Not once in my education did the curriculum challenge the existence of capitalism: sure there were liberal criticisms of its more egregious excesses such as corporate monopolies and extreme wealth inequality. But there was no theoretical or material understanding of the fact that these problems are endemic to the system, and certainly no exploration of alternative economic theories or collectivist societies (except as pieces of trash in the dustbin of history). My liberal arts education was truly liberal in its emphasis on individual development, abstract freedoms, and fundamental complicity with capitalism.
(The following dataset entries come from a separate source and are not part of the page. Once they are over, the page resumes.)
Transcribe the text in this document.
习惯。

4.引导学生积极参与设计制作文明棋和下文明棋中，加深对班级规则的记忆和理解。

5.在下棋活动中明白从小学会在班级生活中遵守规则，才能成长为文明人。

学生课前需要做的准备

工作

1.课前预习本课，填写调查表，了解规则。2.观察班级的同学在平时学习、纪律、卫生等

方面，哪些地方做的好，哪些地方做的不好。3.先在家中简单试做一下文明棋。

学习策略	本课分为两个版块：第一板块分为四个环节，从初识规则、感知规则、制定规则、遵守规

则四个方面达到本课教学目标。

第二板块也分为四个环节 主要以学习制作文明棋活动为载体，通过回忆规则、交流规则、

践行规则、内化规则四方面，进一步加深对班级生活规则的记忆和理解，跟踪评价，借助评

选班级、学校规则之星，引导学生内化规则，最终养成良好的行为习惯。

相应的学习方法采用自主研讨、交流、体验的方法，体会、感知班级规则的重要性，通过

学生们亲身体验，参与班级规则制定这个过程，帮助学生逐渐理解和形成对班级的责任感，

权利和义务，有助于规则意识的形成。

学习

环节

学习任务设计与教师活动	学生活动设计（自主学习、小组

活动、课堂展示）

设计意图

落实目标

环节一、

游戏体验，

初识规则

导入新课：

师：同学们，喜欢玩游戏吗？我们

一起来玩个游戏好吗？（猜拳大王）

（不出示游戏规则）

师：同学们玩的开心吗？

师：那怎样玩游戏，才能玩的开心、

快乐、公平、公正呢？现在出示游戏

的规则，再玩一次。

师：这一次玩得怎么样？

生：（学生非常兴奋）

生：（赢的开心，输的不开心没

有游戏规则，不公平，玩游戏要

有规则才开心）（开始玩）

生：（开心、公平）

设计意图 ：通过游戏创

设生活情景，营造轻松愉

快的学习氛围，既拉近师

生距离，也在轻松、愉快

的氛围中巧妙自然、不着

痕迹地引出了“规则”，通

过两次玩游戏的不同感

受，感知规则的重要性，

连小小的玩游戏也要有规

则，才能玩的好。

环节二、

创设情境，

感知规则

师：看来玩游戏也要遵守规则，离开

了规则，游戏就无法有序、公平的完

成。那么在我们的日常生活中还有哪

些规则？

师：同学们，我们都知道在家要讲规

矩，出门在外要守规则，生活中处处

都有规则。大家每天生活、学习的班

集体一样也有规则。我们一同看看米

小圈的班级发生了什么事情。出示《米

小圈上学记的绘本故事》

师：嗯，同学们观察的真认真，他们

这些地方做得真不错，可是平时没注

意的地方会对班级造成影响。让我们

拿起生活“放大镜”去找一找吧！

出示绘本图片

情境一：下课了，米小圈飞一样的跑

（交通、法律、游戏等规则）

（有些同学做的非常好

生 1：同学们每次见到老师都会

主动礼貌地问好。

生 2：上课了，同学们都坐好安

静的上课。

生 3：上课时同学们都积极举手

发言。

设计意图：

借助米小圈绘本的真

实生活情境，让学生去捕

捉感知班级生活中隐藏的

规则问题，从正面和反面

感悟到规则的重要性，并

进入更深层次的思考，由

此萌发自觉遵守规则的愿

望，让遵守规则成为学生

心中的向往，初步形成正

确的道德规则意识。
The article quotes the conservative dictum, “Ideas have consequences,” which sounds to me suspiciously Marxist. Certainly, what we are taught in classrooms comes loaded with the weight of truth, by simple virtue of being taught in a classroom, and those of us less critically engaged will easily buy whatever ideas are sold to us in educational market—in fact, we often have to accept and regurgitate the given truths in order to pass tests and classes, to receive the degrees we pay so much money for. Recently I was in the NYU library at 4am overhearing some students studying for their Economics finals. Their accents were not American, but South Asian. While dozing under a desk, I heard them running through the popular objections to US out-sourcing labor, mostly focused on the damage inflicted on the wages and quality of living of people in developing countries. The neoliberal justifications the students recited in response basically amounted to nothing more than “these objections are false, and even if they are true it doesn’t matter because out-sourcing is good for US business.” The blase way they reeled off this propaganda as unquestioned fact was, literally, a frightening wake-up call. I had heard of the unabashed capitalist monopoly over the Economics discipline, but never experienced it first hand.
The danger of this monopoly of ideas is not so much in the intellectual limitation of individual students, but in the way it legitimates these harmful ‘philosophies,’ forcing us as a society to perpetuate the alarmingly irresponsible policies which murder and impoverish people all around the world for corporate profit.
What are you experiences with educational biases and agendas? And have you had any great radical professors?